【2】(1)

「次のところは……藤島ふじしまさん」


 現代の国語の授業のときに、教科書に載っている物語を読むときがある。

 教科書の朗読なんて小学生のときまでだと思っていた私にとって、朗読の機会があるってこと自体が嫌だと思った。


「藤島さん、ありがとう」


 声が小さくても、先生は怒らない。

 怒られないなら、それでいいって思うかもしれない。

 でも……。


「次は、織原おりはらさん」

「はいっ」


 クラスに、物語を読むのがとても上手な男の子がいる。

 それが、私の左隣の席に座っている織原くん。

 織原くんが物語を読むと、クラスの空気が変わるのがわかる。

 眠そうにしている人も、教科書に視線を向けていた人も、みんなが織原くんに注目する。
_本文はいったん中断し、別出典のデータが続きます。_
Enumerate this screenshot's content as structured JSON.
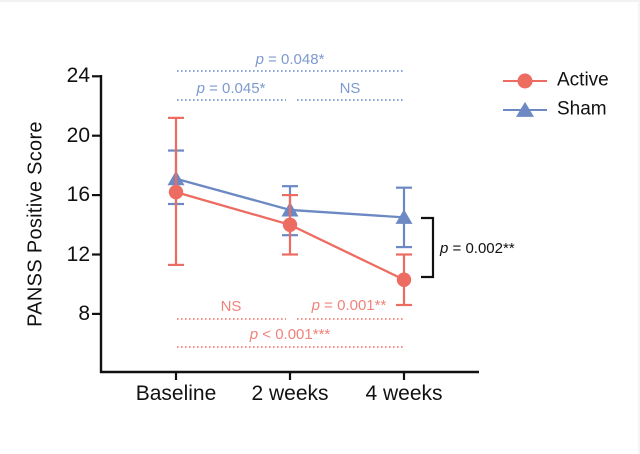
{
  "chart_data": {
    "type": "line",
    "title": "",
    "xlabel": "",
    "ylabel": "PANSS Positive Score",
    "categories": [
      "Baseline",
      "2 weeks",
      "4 weeks"
    ],
    "yticks": [
      24,
      20,
      16,
      12,
      8
    ],
    "ylim": [
      4,
      24
    ],
    "grid": false,
    "legend_position": "right",
    "error_bars": "shown",
    "series": [
      {
        "name": "Sham",
        "marker": "triangle",
        "color": "#6C89C4",
        "values": [
          17.1,
          15.0,
          14.5
        ],
        "err_low": [
          15.4,
          13.3,
          12.5
        ],
        "err_high": [
          19.0,
          16.6,
          16.5
        ]
      },
      {
        "name": "Active",
        "marker": "circle",
        "color": "#ED6C62",
        "values": [
          16.2,
          14.0,
          10.3
        ],
        "err_low": [
          11.3,
          12.0,
          8.6
        ],
        "err_high": [
          21.2,
          16.0,
          12.0
        ]
      }
    ],
    "annotations": {
      "sham_comparisons": [
        {
          "label": "p = 0.048*",
          "from": 0,
          "to": 2,
          "row": 0
        },
        {
          "label": "p = 0.045*",
          "from": 0,
          "to": 1,
          "row": 1
        },
        {
          "label": "NS",
          "from": 1,
          "to": 2,
          "row": 1
        }
      ],
      "active_comparisons": [
        {
          "label": "NS",
          "from": 0,
          "to": 1,
          "row": 0
        },
        {
          "label": "p = 0.001**",
          "from": 1,
          "to": 2,
          "row": 0
        },
        {
          "label": "p < 0.001***",
          "from": 0,
          "to": 2,
          "row": 1
        }
      ],
      "group_difference": {
        "label": "p = 0.002**",
        "at": "4 weeks"
      }
    },
    "colors": {
      "active": "#ED6C62",
      "sham": "#6C89C4",
      "active_annotation": "#F2837B",
      "sham_annotation": "#7E9AD1",
      "axis": "#111111"
    }
  },
  "legend": {
    "items": [
      {
        "label": "Active",
        "marker": "circle"
      },
      {
        "label": "Sham",
        "marker": "triangle"
      }
    ]
  }
}
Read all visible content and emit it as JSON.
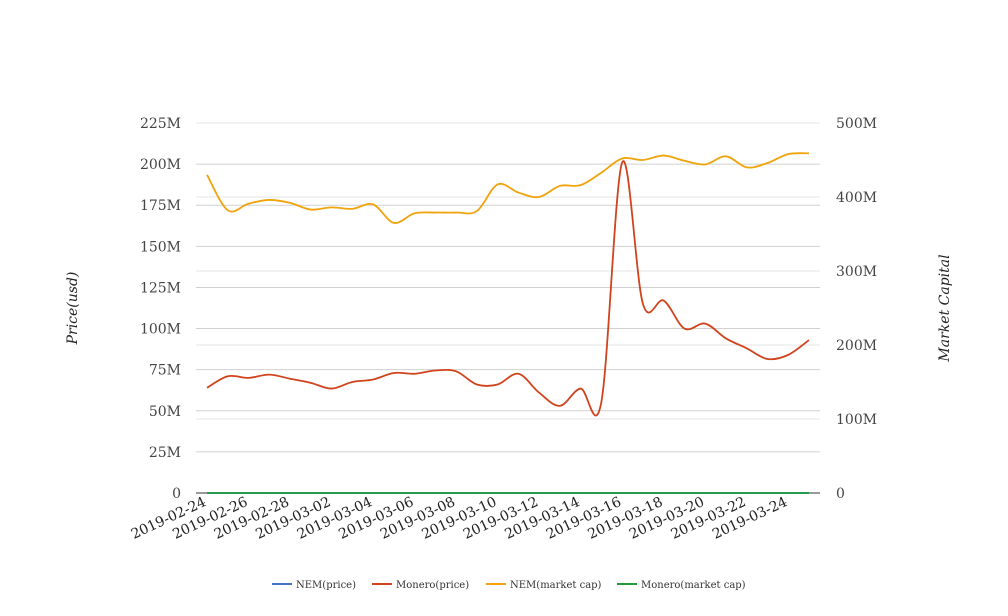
{
  "chart_data": {
    "type": "line",
    "title": "",
    "xlabel": "",
    "ylabel": "Price(usd)",
    "y2label": "Market Capital",
    "x_ticks": [
      "2019-02-24",
      "2019-02-26",
      "2019-02-28",
      "2019-03-02",
      "2019-03-04",
      "2019-03-06",
      "2019-03-08",
      "2019-03-10",
      "2019-03-12",
      "2019-03-14",
      "2019-03-16",
      "2019-03-18",
      "2019-03-20",
      "2019-03-22",
      "2019-03-24"
    ],
    "x": [
      "2019-02-24",
      "2019-02-25",
      "2019-02-26",
      "2019-02-27",
      "2019-02-28",
      "2019-03-01",
      "2019-03-02",
      "2019-03-03",
      "2019-03-04",
      "2019-03-05",
      "2019-03-06",
      "2019-03-07",
      "2019-03-08",
      "2019-03-09",
      "2019-03-10",
      "2019-03-11",
      "2019-03-12",
      "2019-03-13",
      "2019-03-14",
      "2019-03-15",
      "2019-03-16",
      "2019-03-17",
      "2019-03-18",
      "2019-03-19",
      "2019-03-20",
      "2019-03-21",
      "2019-03-22",
      "2019-03-23",
      "2019-03-24",
      "2019-03-25"
    ],
    "ylim": [
      0,
      225000000
    ],
    "y_ticks": [
      "0",
      "25M",
      "50M",
      "75M",
      "100M",
      "125M",
      "150M",
      "175M",
      "200M",
      "225M"
    ],
    "y2lim": [
      0,
      500000000
    ],
    "y2_ticks": [
      "0",
      "100M",
      "200M",
      "300M",
      "400M",
      "500M"
    ],
    "grid": true,
    "legend_position": "bottom",
    "series": [
      {
        "name": "NEM(price)",
        "color": "#4472c4",
        "axis": "left",
        "values": [
          0.05,
          0.05,
          0.05,
          0.05,
          0.05,
          0.05,
          0.05,
          0.05,
          0.05,
          0.05,
          0.05,
          0.05,
          0.05,
          0.05,
          0.05,
          0.05,
          0.05,
          0.05,
          0.05,
          0.05,
          0.05,
          0.05,
          0.05,
          0.05,
          0.05,
          0.05,
          0.05,
          0.05,
          0.05,
          0.05
        ]
      },
      {
        "name": "Monero(price)",
        "color": "#d0431c",
        "axis": "left",
        "values": [
          64000000,
          71000000,
          70000000,
          72000000,
          69500000,
          67000000,
          63500000,
          67500000,
          69000000,
          73000000,
          72500000,
          74500000,
          74000000,
          66000000,
          66000000,
          72500000,
          61000000,
          53000000,
          63500000,
          55500000,
          201000000,
          115000000,
          117000000,
          100000000,
          103000000,
          94000000,
          88000000,
          81500000,
          84000000,
          93000000
        ]
      },
      {
        "name": "NEM(market cap)",
        "color": "#f0a30a",
        "axis": "right",
        "values": [
          430000000,
          382000000,
          391000000,
          396000000,
          392000000,
          383000000,
          386000000,
          384000000,
          390000000,
          365000000,
          378000000,
          379000000,
          379000000,
          381000000,
          417000000,
          406000000,
          400000000,
          415000000,
          416000000,
          433000000,
          452000000,
          450000000,
          456000000,
          449000000,
          444000000,
          455000000,
          440000000,
          446000000,
          458000000,
          459000000
        ]
      },
      {
        "name": "Monero(market cap)",
        "color": "#1e9b3a",
        "axis": "right",
        "values": [
          800,
          800,
          800,
          800,
          800,
          800,
          800,
          800,
          800,
          800,
          800,
          800,
          800,
          800,
          800,
          800,
          800,
          800,
          800,
          800,
          800,
          800,
          800,
          800,
          800,
          800,
          800,
          800,
          800,
          800
        ]
      }
    ]
  }
}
「凄く感情が込められていたから、みんなの注目集めちゃったね」


 クラスのみんなから、織原くんに拍手が送られる。

 これが、現代の国語の授業に決まって行われる定番行事。


「藤島さん」


 今日の授業では、もう指名されない。

 こっそりと溜め息を吐き出そうとしたところ、更にこっそりとした声が左の席から届けられる。




『やっぱ好き 藤島さんの声』




 ノートに綴られた、織原くんの文字。

 私が文字を認識できたと確認できた織原くんは、前を向いて再び真剣に授業へと向き合った。


(私の声を知ってる人なんて、ほとんどいないのに……)


 私の声の、どこに魅力があるのか。

 織原くんの朗読を聞いていると、素直に織原くんの声の方を羨ましいと思う。

 どうして同い年なのに、ここまで声に差が出るのか。


(怒られなければ、それでいい……)


 違う。

 本当は私も、織原くんみたいに綺麗に話せるようになりたい。

 先生に言われたことをやるだけじゃなくて、織原くんみたいにもう少し先に私も進んでみたい。


(そう思っているけど……)


 自分の声を隠してくれるマスクという存在から、いつまで経っても卒業できない。


「織原が好きなの?」


 授業が終わったあと、私は友達と楽しそうに話す織原くんに視線を向けていたらしい。

 クラスメイトの指摘を否定するために、私は首を大きく横に振る。


「さっきから、織原の方ばっかり見てる」


 また、首を大きく横に振る。


「思いっきり否定するところが怪しい」

「藤島さんで遊ばない。可哀想でしょ」

「ごめん、ごめん」

「藤島さんはね、純粋なんだからね」

 

 可哀想という、言葉の意味が分からない。

 純粋という、言葉の意味がよく分からない。

 自分を称する言葉として、中学の頃くらいから使われるようになった。

 藤島さんは純粋だから私たちとは違うって、いつの頃からか線引きをされるようになった。